The Israeli leader who recently forged a centrist party, one thought best positioned to deliver a further Israeli withdrawl and see the creation of a Palestinian state, underwent another surgery following his latest stroke in order to relieve bleeding and swelling in his brain. Most commentators seem to agree that Sharon, if he recovers, will not return to hold public office. This may have enormous implications for the Mid-East peace process, as elections are only 11 weeks away and Kadima (Sharon’s new party) must now scramble for a new leader.
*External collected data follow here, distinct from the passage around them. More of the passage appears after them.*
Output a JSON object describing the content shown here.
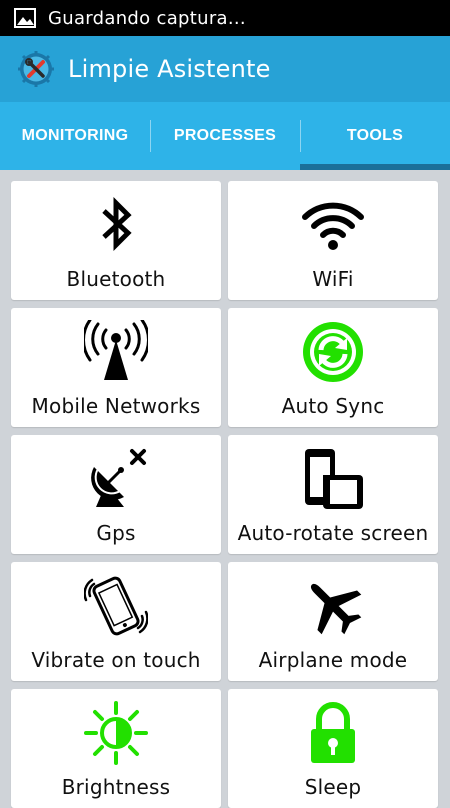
{
  "status_bar": {
    "notification_text": "Guardando captura..."
  },
  "app_bar": {
    "title": "Limpie Asistente",
    "icon": "tools-icon"
  },
  "tabs": [
    {
      "label": "MONITORING",
      "active": false
    },
    {
      "label": "PROCESSES",
      "active": false
    },
    {
      "label": "TOOLS",
      "active": true
    }
  ],
  "tools": [
    {
      "label": "Bluetooth",
      "icon": "bluetooth-icon"
    },
    {
      "label": "WiFi",
      "icon": "wifi-icon"
    },
    {
      "label": "Mobile Networks",
      "icon": "antenna-icon"
    },
    {
      "label": "Auto Sync",
      "icon": "sync-icon",
      "color": "#22e000"
    },
    {
      "label": "Gps",
      "icon": "satellite-dish-icon"
    },
    {
      "label": "Auto-rotate screen",
      "icon": "rotate-screen-icon"
    },
    {
      "label": "Vibrate on touch",
      "icon": "vibrate-phone-icon"
    },
    {
      "label": "Airplane mode",
      "icon": "airplane-icon"
    },
    {
      "label": "Brightness",
      "icon": "brightness-icon",
      "color": "#22e000"
    },
    {
      "label": "Sleep",
      "icon": "lock-icon",
      "color": "#22e000"
    }
  ],
  "colors": {
    "app_bar": "#27a2d6",
    "tabs": "#2eb3e8",
    "tab_indicator": "#1b6f99",
    "accent_green": "#22e000"
  }
}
Next month, the Administration will release an updated version of its National Security Strategy, the first since the landmark publication of the policy statement in 2002 which has been widely regarded as the single greatest shift in US policy since Truman and the containment policy of 1947. The release of the NSS will coincide with the Quadrennial Defense Review. Both documents taken together should be quite revealing and I will definitely have something to say about both when they are released. In the meantime, sources have leaked that the current NSS is likely to soften the image of the US projected in the 2002 version–namely, the issue of unilateral and preventive war. This document is rumored to focus more explicitly on the threat of failed states and the remaining networks that facilitate attacks from fundamentalist groups.
Besides all the other points of friction that exist between the US and China at the present moment–Taiwanese security, value of the renminbi or yuan, intellectual property rights, human rights, military modernization–add one more to the list: the possible diversification of China’s foreign reserves.
In a brief statement on its website, the government’s foreign exchange regulator said one of its targets for 2006 was to “improve the operation and management of foreign exchange reserves and to actively explore more effective ways to utilise reserve assets”.
It went on: “[The objective is] to improve the currency structure and asset structure of our foreign exchange reserves, and to continue to expand the investment area of reserves.“We want to ensure that the use of foreign exchange reserves supports a national strategy, an open economy and the macro-economic adjustment.”
However, according to Stephen Green, economist for Standard Chartered in Shanghai, although the language was “vague”, Thursday’s statement was the first time State Administration of Foreign Exchange (Safe) has publicly indicated a shift away from dollar assets.
“It is a subtle but clear signal that they are interested in moving away from the US dollar into other currencies, and are interested in setting up some kind of strategic commodity fund, maybe just for oil, but maybe for other commodities,” he said.
The dollar isn’t exactly strong at this moment and given how much we rely on China to finance the massive federal deficit a move to diversify could send ripples (or shockwaves) through the market. As of writing, the dollar is down against the Yen and Euro, taking significant dips since the story was reported. For those who don’t think this is a significant issue I refer you to a similar episode that took place with South Korea last year (see this post for the story). It could be that this move was strategic, a shot across the US bow trying to signal to the US that it should back off or become more flexible on many of the above issues–or at least the ones relating to the economy and finance. In any case it isn’t likely to go away as these types of signals have a way of reverberating through the market.